Alors que le règlement européen SFDR vient d’entrer en vigueur, Etienne de Callataÿ (Orcadia Asset Management) souligne la nécessité de pivoter son patrimoine vers les investissements durables qui disposent encore de perspectives de croissance significatives pour les prochaines décennies.
Etienne de Callataÿ (Fondateur et économiste en chef d’Orcadia Asset Management) était l’invité de l’Ecofin Club, à l’occasion d’une conférence online consacrée à l’investissement responsable qui s’est déroulée le lendemain du vote d’une nouvelle règlementation européenne appelée Sustainable Finance Disclosure Regulation (SFDR), qui vise à mettre encadrer plus fermement le Green Washing dans le secteur des fonds de placement.
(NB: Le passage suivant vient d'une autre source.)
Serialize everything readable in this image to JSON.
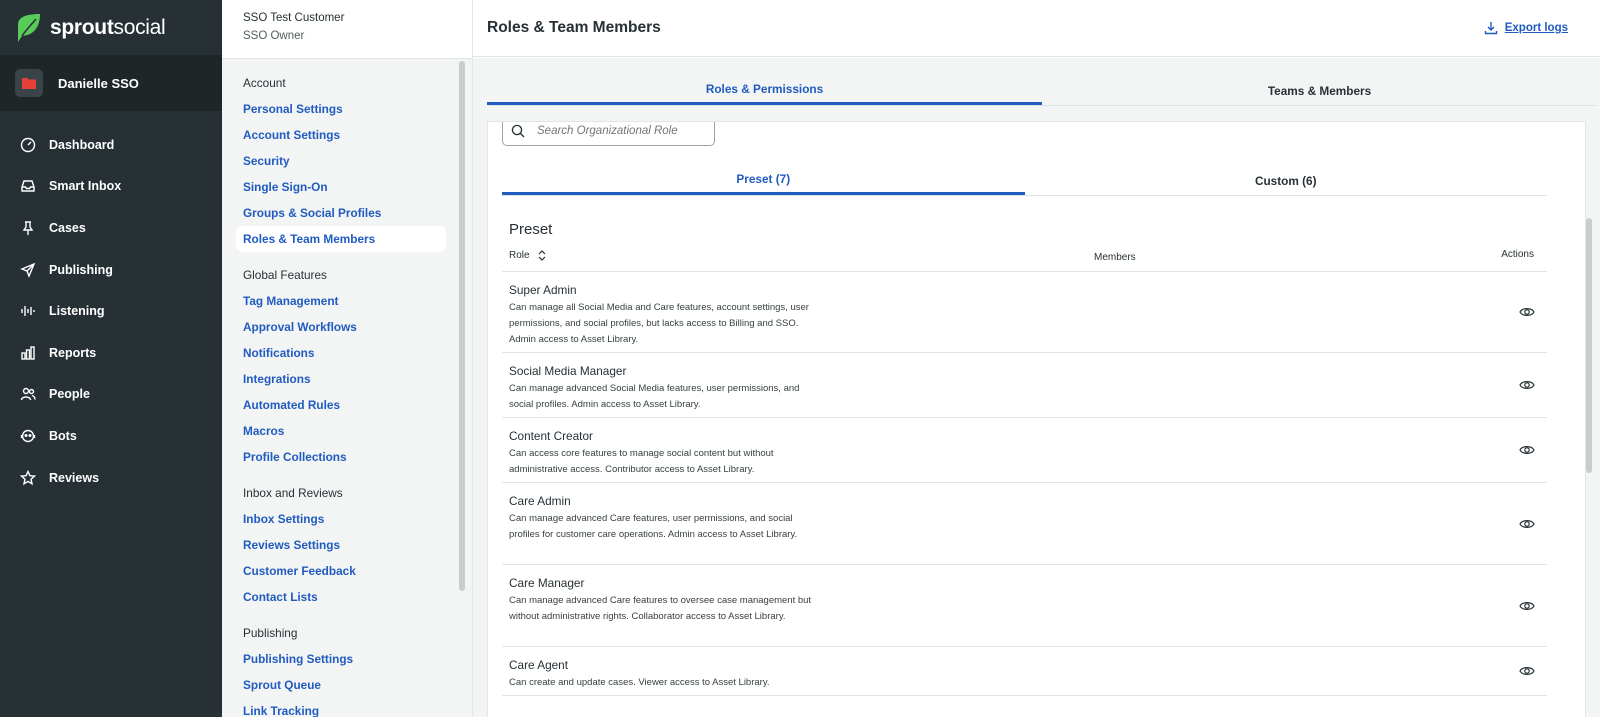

L’objectif du SFDR est de mettre plus de transparence dans le domaine de l’investissement responsable. Dans un premier temps, les gestionnaires vont devoir communiquer sur la dimension responsable de leurs investissements, tandis que les grosses entreprises ne devront le faire qu’en 2022. « La communication des gestionnaires d’actifs sera donc volontairement floue dans l’attente d’avoir les informations de la part des entreprises, mais il est probable que le régulateur se montrera relativement clément dans un premier temps ».
Extra-financiers
L’investissement responsable ajoute des critères extra-financiers aux critères financiers qui étaient autrefois utilisés dans la gestion des fonds de placement. « Ces critères concernent notamment des indicateurs en matière environnementale, sociales ou de gouvernance ; et ils ne remplacent pas l’analyse traditionnelle de la valeur des sociétés », souligne Etienne de Callataÿ.
Depuis quelques années, l’investissement responsable a le vent en poupe au niveau des capitaux collectés, notamment en raison d’un impact sur les émissions de carbone qui sera beaucoup plus important que les efforts faits au quotidien. « Les menaces sont toujours plus présentes, et l’environnement est aujourd’hui au cœur des préoccupations des populations partout autour de la planète ». Dans le même temps, les investisseurs sont également en train de changer avec l’arrivée des Millennials et des femmes, qui sont beaucoup plus conscients des enjeux environnementaux.
« Chez nos clients, il y a aujourd’hui une volonté manifeste d’avoir une cohérence entre les investissements et les valeurs (« éviter de manger bio et avoir son argent investi dans Monsanto »), de ne pas pénaliser la génération suivante, et de faire directement pression sur les entreprises ». Et Etienne de Callataÿ souligne que les entreprises sont aujourd’hui beaucoup plus conscientes de leur image, et font des efforts pour ajuster leur comportement. « Les personnes qui ont téléchargé l’application Yuka ces dernières années ont ainsi poussé certains distributeurs à modifier leur comportement et à revoir la qualité des produits qu’ils proposent dans leurs rayonnages ».
Pas de pénalité
Et la performance des investissements responsables durant les dernières années montre que les entreprises avec un meilleur profil de durabilité ont dégagé des performances significativement supérieures par rapport au reste du marché depuis 2007, et ce dans toutes les régions géographiques.
« L’idée qu’une contrainte puisse conduire à un meilleur résultat n’est pas nécessairement neuve. Le marchand avisé est celui qui ne profite pas de la faiblesse de certains clients, et soigne ainsi sa réputation ».
Etienne de Callataÿ souligne également qu’il n’est pas encore trop tard pour s’exposer sur ces sociétés tournées vers le futur. « Nous sommes aujourd’hui au début d’une transition qui va durer plusieurs décennies, et les entreprises bien positionnées sur ces thématiques ont des perspectives de croissance très attractives ».
Freins institutionnels
Il fustige également la réticence des banques à promouvoir plus activement l’investissement responsable, ce qui explique la faible proportion de ces actifs financiers vertueux dans les portefeuilles.
« La banque a clairement son rôle à jouer dans ce changement dans les mentalités. Le problème est que le secteur peut également avoir une face sombre, notamment de la part des grandes banques qui auront des conflits d’intérêts avec certains acteurs de secteurs controversés. Les anciennes banques ne partent pas d’une feuille blanche ».
« En outre, il y a des freins organisationnels et institutionnels pour faire bouger les clients vers de nouveaux placements, notamment après la longue période de surperformance des investisseurs durables par rapport aux placements traditionnels. Pour un banquier, rien de tel qu’un client qui dort ; car un client qui change de fonds pourrait être aussi tenté de changer de gestionnaire ».